Vous avez reconstitué une grande partie de Serangoon Road en studio sur l’île de Batam, en Indonésie, qui est située à quelques encâblures de Singapour. Quelle ampleur a pris la construction des décors ?

Paul Barron : Une très grande ampleur. Une des choses qui a rendu la série possible est que le coproducteur, Infinite Studios, avait créé sur l’île de Batam deux studios et un plateau à ciel ouvert (backlot) de Chinatown.

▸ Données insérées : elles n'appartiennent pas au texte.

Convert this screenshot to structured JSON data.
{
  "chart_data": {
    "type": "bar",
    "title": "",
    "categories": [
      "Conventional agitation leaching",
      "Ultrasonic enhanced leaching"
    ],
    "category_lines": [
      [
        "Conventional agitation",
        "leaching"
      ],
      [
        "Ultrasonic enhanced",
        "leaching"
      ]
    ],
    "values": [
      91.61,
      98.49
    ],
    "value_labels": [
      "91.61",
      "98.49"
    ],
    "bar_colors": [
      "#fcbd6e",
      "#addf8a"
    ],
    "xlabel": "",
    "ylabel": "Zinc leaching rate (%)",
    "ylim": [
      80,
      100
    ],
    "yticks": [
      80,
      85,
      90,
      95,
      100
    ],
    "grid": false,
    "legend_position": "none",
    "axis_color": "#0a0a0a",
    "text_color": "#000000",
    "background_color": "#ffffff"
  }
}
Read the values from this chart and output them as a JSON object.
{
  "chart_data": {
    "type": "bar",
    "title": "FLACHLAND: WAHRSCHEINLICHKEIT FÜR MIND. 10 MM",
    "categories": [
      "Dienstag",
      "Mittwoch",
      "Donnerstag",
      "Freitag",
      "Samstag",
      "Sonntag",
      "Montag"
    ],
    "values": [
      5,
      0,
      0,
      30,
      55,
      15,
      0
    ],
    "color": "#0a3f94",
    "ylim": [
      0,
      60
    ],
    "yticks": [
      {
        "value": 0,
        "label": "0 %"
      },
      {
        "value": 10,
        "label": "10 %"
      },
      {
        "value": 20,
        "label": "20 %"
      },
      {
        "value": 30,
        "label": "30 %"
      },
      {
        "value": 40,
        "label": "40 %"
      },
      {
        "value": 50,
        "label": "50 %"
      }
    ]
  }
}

C’était l’équivalent en taille des vieux plateaux de l’âge d’or d’Hollywood : deux ou trois pâtés de maison, on pouvait en faire ce qu’on voulait, déclencher des explosions, des scènes de foule… Autant de choses difficiles à réaliser dans une ville moderne. On avait les pleins pouvoirs. Et juste à côté, on avait un studio de 1400 m2 et un autre de 2800 m2. Nos décors permanents étaient dans le plus petit studio. Nous avons tourné une grande partie de la série dans le grand studio et sur le backlot. Nous avons aussi tourné à Singapour même, dans des lieux facilement reconnaissables comme le Raffles Hotel, afin d’affirmer l’identité singapourienne de la série. Nous avons utilisé les bâtisses en noir et blanc qui étaient les résidences des expatriés à l’époque.

 

Sur le tournage de la série, sur l’île de Batam (crédit : Great Western Entertainment)

 

 

 

 

 

 

 

 

 

 

 

 

 

 

 

 

J’ai lu qu’il y avait 8 personnes dans l’équipe artistique au début de la production, et plus d’une centaine à la fin du tournage. Est-ce qu’il est vrai que vous avez fait grossir l’équipe de production afin de mener la production à son terme ?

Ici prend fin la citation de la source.